Adamson’s speech comes following four known occasions this year that Chinese students have demanded lectures align materials more closely with Chinese policy. The University of Sydney apologised after a lecturer presented a map with borders that did not align with the Chinese government line on disputes with India and Bhutan. In another case, Monash withdrew a textbook after a quiz question caused controversy.
As I wrote for ABC Online last week, ‘that some students find an idea offensive is not a good enough reason for it to be silenced. Education requires hearing a range of viewpoints’. I continued:
Universities must show international and domestic students alike that they are most welcome to study on our campuses. However, all students must respect fundamental Australian values and appreciate the core feature of a liberal education system which challenges, not coddles, students.
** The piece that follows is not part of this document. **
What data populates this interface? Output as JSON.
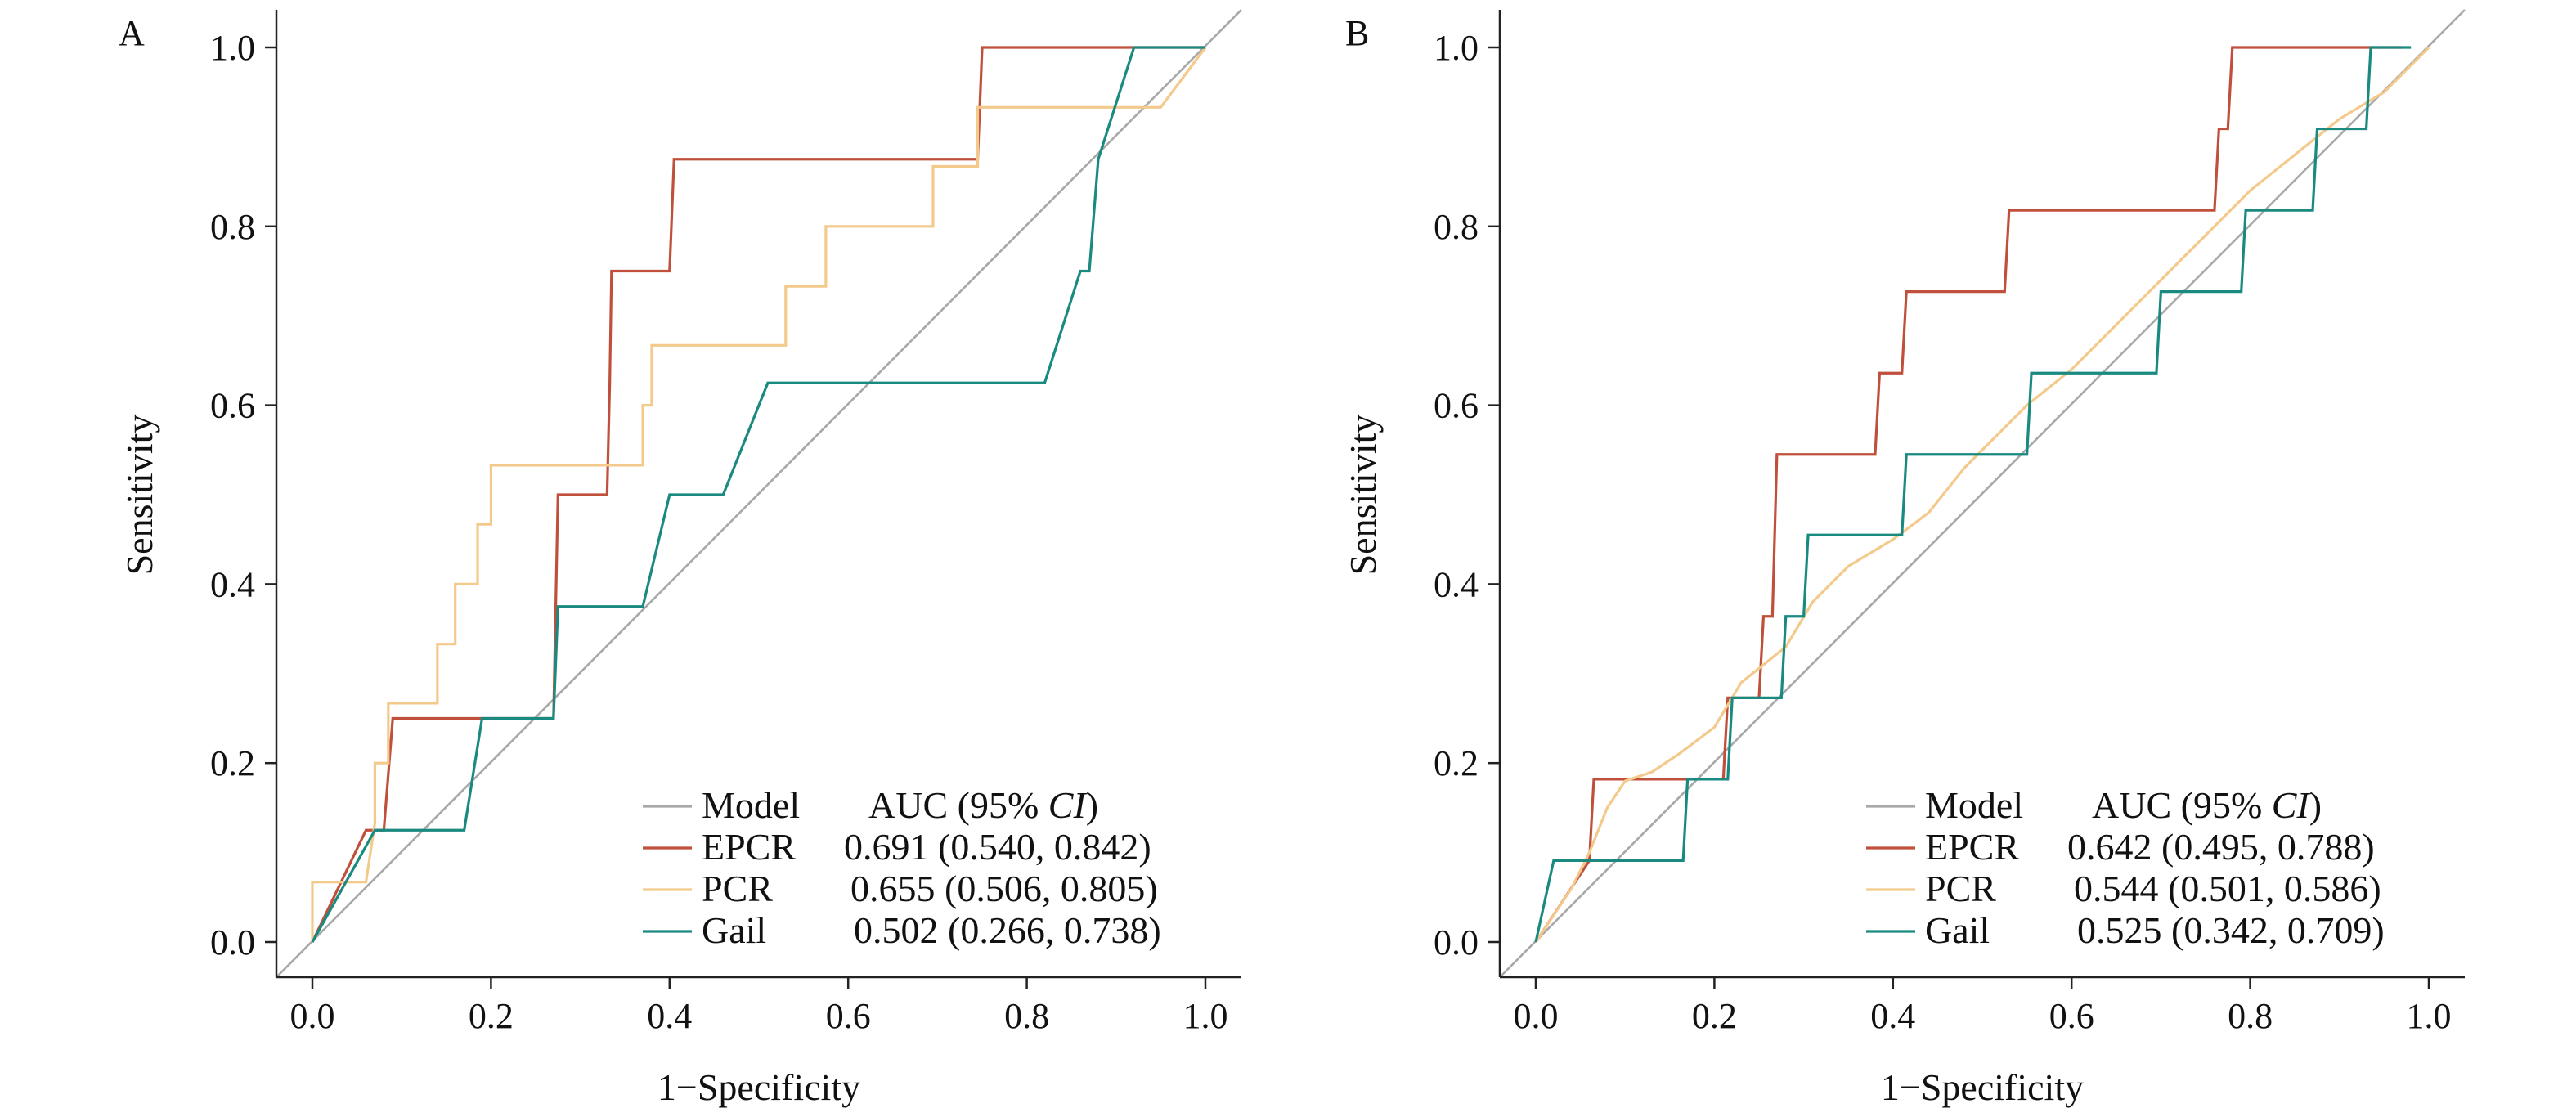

Adamson’s comments could also be directed at Australia’s domestic students and university administrators, who are increasingly pursuing censorship of ideas through speech codes and various actions, as IPA research has found.
The IPA’s Free Speech on Campus Audit 2016 found eight-in-ten Australian universities have policies or have taken action that unambiguously threatens free speech. This includes speech codes that prevent offence on the basis of national origin – which, in practice, provides institutional backing for those seeking censorship.
If free expression is a core Australian value, as Adamson correctly identifies, our universities must go much further to protect it from current attacks.